In today’s world where there are over 3 billion internet users worldwide, with 38 million of those users coming from the UK alone, the concept of scalable applications is really important. The application we created for Vote for Policies needs to sustain the amount of visitors needed for a potential 5 million completed surveys by the general election on May 7th. Using load testing means we can guarantee that we’ll be able to support these heavier than average loads.
Locust.io allows us to write python scripts that emulate a single web user, then we can swarm a website with thousands of those users, during which we’re presented with any errors that occur, the average response time, and the total amount of requests sent to a single endpoint.
Our script uses sleeps and probability to dictate what a user is most likely to do on the Vote for Policies website.
We have assumed the following:
Initial entry
- 53% visit the index page
- 21% take the survey
- 20% view someone’s results
When taking the survey
- It takes 20 seconds to choose policy issues
- It takes 10 seconds to choose a country
- It takes 7 to 10 minutes to complete a survey
- It takes 30 seconds to view a result
- There is a 98% chance that a valid postcode is entered
- There is a 40% chance that an email for that result is requested
Setup
Web Application
We’re hosting on Amazon Web Services (AWS) using their Elastic Load Balancing service to distribute traffic across multiple auto-scaled Amazon EC2 instances.
Our initial budget was scaling between 1 and 10 t2.small instances. Our scaling policy would add an instance when the average CPU usage was above 60% for 3 minutes and remove an instance when the average CPU usage was below 50% for 5 minutes. This was our starting point as we’d used a similar policy with another project.
Locust.io
As we wanted to test 5000 concurrent users, we would have had over 300 requests per second, which is a lot of bandwidth, so we decided to do distributed testing on multiple t2.micro instances to ease the load off our own network.

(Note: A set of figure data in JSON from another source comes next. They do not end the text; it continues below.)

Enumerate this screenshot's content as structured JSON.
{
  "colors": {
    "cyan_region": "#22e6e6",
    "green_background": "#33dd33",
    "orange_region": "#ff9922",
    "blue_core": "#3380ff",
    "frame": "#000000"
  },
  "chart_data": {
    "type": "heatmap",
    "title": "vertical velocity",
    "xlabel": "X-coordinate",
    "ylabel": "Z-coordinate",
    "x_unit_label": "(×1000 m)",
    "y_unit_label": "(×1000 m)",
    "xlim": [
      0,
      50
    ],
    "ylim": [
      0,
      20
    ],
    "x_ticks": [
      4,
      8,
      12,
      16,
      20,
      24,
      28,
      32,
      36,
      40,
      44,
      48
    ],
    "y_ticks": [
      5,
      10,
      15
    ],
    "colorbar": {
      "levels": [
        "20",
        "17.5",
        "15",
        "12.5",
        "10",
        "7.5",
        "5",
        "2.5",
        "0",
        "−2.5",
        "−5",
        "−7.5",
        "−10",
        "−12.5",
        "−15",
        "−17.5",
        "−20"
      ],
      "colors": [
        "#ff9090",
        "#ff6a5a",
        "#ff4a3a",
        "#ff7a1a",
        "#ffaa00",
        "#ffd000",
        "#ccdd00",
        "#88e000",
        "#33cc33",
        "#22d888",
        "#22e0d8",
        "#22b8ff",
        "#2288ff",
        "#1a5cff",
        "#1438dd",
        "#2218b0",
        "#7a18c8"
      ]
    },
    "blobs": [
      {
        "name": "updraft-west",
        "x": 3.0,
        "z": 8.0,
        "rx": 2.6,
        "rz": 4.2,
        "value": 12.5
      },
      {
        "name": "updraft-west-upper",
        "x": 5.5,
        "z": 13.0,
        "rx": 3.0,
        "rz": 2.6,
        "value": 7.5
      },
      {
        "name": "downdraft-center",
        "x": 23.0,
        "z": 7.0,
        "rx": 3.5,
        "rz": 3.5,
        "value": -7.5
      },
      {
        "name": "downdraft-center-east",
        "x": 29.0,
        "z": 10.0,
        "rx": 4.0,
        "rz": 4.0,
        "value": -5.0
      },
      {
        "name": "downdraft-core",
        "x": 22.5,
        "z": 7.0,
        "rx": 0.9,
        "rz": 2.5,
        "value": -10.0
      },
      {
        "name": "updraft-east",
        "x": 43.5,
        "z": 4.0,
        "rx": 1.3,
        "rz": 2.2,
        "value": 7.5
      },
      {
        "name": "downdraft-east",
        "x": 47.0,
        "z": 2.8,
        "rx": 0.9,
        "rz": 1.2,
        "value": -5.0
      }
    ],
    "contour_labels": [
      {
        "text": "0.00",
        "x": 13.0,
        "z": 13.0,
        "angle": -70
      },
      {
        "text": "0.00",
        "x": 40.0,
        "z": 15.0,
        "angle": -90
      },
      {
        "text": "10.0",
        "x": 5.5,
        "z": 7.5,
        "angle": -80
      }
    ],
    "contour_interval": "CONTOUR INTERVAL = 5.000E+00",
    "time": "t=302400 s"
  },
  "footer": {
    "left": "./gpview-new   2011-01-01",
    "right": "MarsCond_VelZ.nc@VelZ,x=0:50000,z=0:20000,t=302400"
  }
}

We had 1 master and 8 slaves that we were able to start on the fly with a simple linux service definition (below) that searched for the master server and connected to it.
Testing
We ran our first test with 5000 concurrent users and received these results:
From the above we deduced that although there was a very low amount of failures in comparison to successes, ideally we wanted as few failures as possible. Looking at the actual failures we noticed that the majority of them were HTTP 503 errors, which were occurring when an instance’s network load went above 70Mbps. Based on this, we adjusted our scaling policy to scale up when network load went above 50Mbps and re-ran our test with 5000 users.
These results show that the website was much more reliable with only 4 failed responses to requests.
Conclusion
Acknowledging that our test is more intensive than what real-world usage would be like, we created our final scaling policy of:
– When the average CPU usage > 60% for 60 seconds, add an instance
– When the highest incoming network traffic is > 50Mbps for 60 seconds, add an instance
– When the highest outgoing network traffic is > 50Mbps for 60 seconds, add an instance
– When the highest outgoing network traffic is below < 30Mbps for 15 minutes, remove an instance
We have 1 minute intervals between our scaling policies so that we can react quicker to sudden bursts of traffic, if say a celebrity tweets about Vote for Policies or if it’s mentioned on television. So far over 166,000 surveys have been completed putting us well on the way to achieving the target of 5 million by the general election.